The timing of the law reform was also dramatic. B-permits were given particularly to people from Afghanistan, Iraq and Somalia – that is, to citizens of countries with drawn-out conflicts. These are also the countries from which most asylum seekers coming to Finland in autumn 2015 were from. Deportation to these countries is difficult because the countries are reluctant to receive the citizens who are forced to come back, despite increasing pressure from Finland and other EU countries.

What have been the immediate consequences of the reform? When the law was being reformed, there was no discussion on what happens to the asylum seekers who have had a B-permit for a year or two when the new legislation comes into force. In the Free Movement Network, we have now heard of several cases in which people have suddenly become undocumented after living in Finland for two years with a B-permit. Many had started studying but are now left with uncertainty.

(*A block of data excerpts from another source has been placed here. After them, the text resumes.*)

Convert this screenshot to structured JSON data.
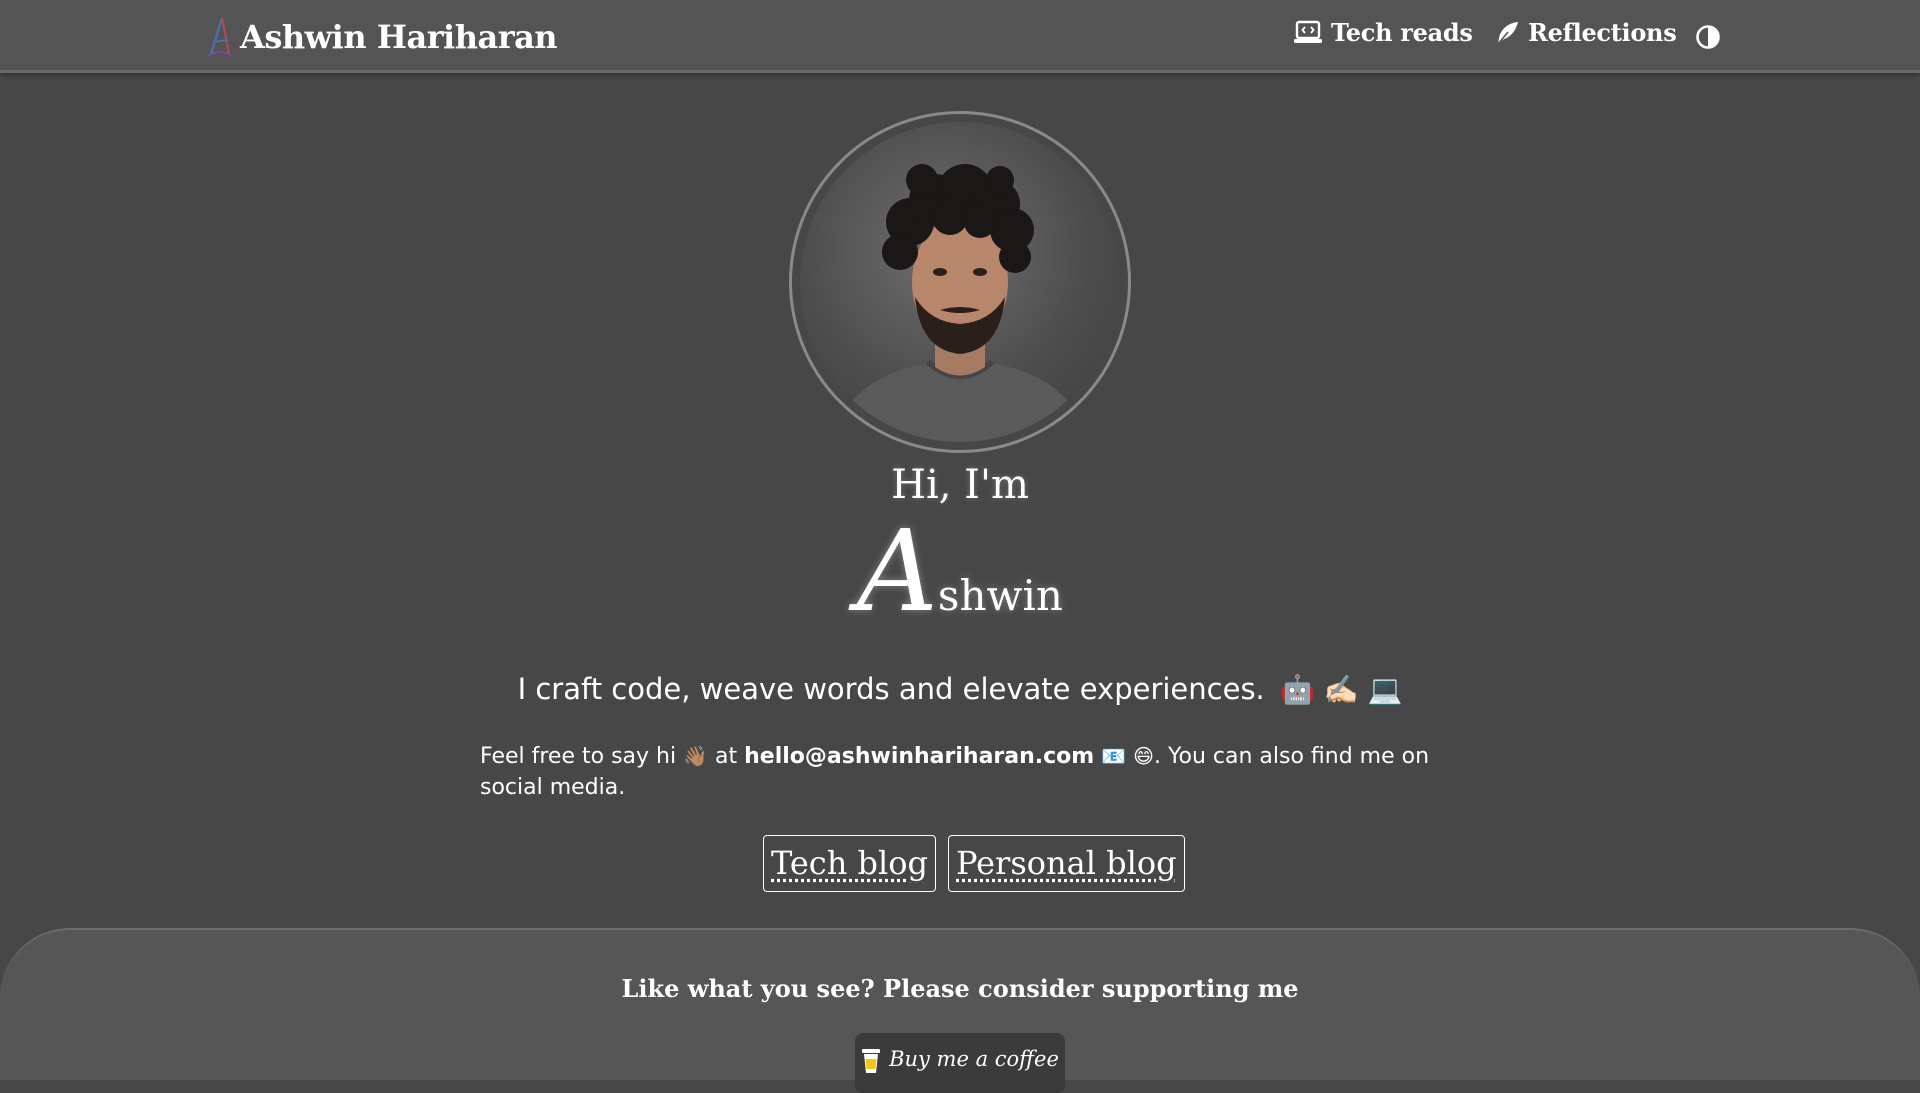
{
  "header": {
    "brand_name": "Ashwin Hariharan",
    "nav": [
      {
        "label": "Tech reads",
        "icon": "laptop-code-icon"
      },
      {
        "label": "Reflections",
        "icon": "feather-pen-icon"
      }
    ],
    "theme_toggle_icon": "half-circle-contrast-icon"
  },
  "hero": {
    "greeting": "Hi, I'm",
    "name_initial": "A",
    "name_rest": "shwin",
    "tagline": "I craft code, weave words and elevate experiences.",
    "tagline_emojis": "🤖 ✍🏻 💻",
    "contact": {
      "prefix": "Feel free to say hi",
      "wave_emoji": "👋🏽",
      "at": "at",
      "email": "hello@ashwinhariharan.com",
      "mail_emoji": "📧",
      "smile_emoji": "😄",
      "suffix": ". You can also find me on social media."
    },
    "buttons": {
      "tech_blog": "Tech blog",
      "personal_blog": "Personal blog"
    }
  },
  "footer": {
    "support_text": "Like what you see? Please consider supporting me",
    "coffee_label": "Buy me a coffee",
    "coffee_icon": "coffee-cup-icon"
  },
  "colors": {
    "background": "#474747",
    "header": "#545454",
    "footer": "#565656",
    "text": "#ffffff"
  }
}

In the spring 2016, the government removed the category for residence based on humanitarian protection. This means that the people who have got a humanitarian permit for several years before the new legislation comes into force, cannot get a permanent residence permit after their permit runs out. So those people who have not new grounds for a permit based on work or marriage, for example, now run the risk of expulsion or living undocumented after their temporary permit runs out.

When the law reform was passed, the Constitutional Law Committee of the Finnish Parliament commented that even if the person is not entitled to the services within the reception system, they will not lose their right to necessary social services and adequate care, since these are guaranteed in the Finnish constitution. However, in the one case known to The Free Movement Network where a person has, after being removed from a reception center, requested help from municipal social services, they have not received help.

The large majority of the asylum applications that were filed during last year are now, in early summer 2016, still not processed, but over 500 Iraqi and Afghani applicants have already received a negative decision. The number doesn’t include the Dublin cases, or cases where the process has been interrupted for one reason or another. Deportation to both Iraq and Afghanistan is problematic. There have been many who have returned voluntarily during the asylum process, but this doesn’t mean that a significant number of the people with negative decision will return. Many who returned to Iraq during the autumn and winter will try to enter Europe again after the situation in the country has gotten worse.

What will happen to the thousands of people who come from countries with an on-going crisis, if they get a negative decision? Will they end up in the streets? The government has talked about opening a “return center” in Uusimaa in the autumn 2016. People who get a negative decision would be moved to center that would be something between a reception and detention center. People living in this kind of a center would have the right to move freely, but the centers would have minimal services and a strict policy for registration and check-ins.

It seems that the government’s goal is to make living in the return centers so difficult that people will choose to return “voluntarily” to the crisis areas.